Time since date of delivery

Three months or less

0%

Three to four months

75%

More than four months

100%

* i.e. the price that would otherwise be payable by D Ltd if legal title to the vehicles had passed at the date of return.

(v) E plc has no right to demand return of vehicles on consignment to D Ltd unless D Ltd becomes insolvent.
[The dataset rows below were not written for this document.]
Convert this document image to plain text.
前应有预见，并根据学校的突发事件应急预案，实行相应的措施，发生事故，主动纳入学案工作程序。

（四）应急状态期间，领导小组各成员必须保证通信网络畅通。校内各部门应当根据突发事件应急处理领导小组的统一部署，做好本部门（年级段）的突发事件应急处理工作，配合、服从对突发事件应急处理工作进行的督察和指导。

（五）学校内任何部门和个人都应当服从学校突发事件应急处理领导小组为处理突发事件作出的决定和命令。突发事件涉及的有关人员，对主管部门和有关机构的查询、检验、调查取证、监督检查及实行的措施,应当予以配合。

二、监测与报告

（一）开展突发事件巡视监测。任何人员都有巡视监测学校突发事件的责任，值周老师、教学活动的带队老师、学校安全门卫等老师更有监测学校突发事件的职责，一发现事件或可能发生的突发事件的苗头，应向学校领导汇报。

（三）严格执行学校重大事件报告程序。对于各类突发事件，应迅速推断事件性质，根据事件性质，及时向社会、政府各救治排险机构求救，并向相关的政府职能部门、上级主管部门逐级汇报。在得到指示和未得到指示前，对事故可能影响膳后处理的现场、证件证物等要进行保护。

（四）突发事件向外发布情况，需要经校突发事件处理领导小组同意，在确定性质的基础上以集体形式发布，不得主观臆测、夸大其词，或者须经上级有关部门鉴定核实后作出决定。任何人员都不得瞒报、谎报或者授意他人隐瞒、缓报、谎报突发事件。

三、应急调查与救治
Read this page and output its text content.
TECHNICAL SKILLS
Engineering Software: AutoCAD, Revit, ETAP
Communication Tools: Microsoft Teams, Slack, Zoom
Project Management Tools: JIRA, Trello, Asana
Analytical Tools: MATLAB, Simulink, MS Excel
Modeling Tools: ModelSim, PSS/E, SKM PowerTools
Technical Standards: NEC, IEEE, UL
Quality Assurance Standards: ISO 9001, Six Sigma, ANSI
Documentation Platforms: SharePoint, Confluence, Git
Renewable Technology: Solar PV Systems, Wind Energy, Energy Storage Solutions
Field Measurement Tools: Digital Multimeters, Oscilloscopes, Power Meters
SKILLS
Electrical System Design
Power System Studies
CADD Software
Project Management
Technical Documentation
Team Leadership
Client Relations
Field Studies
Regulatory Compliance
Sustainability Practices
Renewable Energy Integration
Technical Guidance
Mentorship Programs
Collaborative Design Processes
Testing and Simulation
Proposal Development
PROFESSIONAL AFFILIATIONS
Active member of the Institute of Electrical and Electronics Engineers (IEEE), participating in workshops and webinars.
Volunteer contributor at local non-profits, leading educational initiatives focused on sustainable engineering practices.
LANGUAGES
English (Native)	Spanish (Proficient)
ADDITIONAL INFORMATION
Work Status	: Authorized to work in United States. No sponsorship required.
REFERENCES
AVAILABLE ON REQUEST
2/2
The managing director suggests that the vehicles should be shown as an asset of D Ltd only when title passes, and the purchase price becomes legally payable.

Requirement

Write a report to the managing director which:

(a) explains how (under the principles established in FRS 5) an asset or liability is identified, and when an asset or liability should be recognised and should cease to be

recognised, in the financial statements of a business;

(b) evaluates, in the light of the principles you have explained in (a), the correctness, or otherwise, of the managing director’s suggested accounting treatment for the new transaction.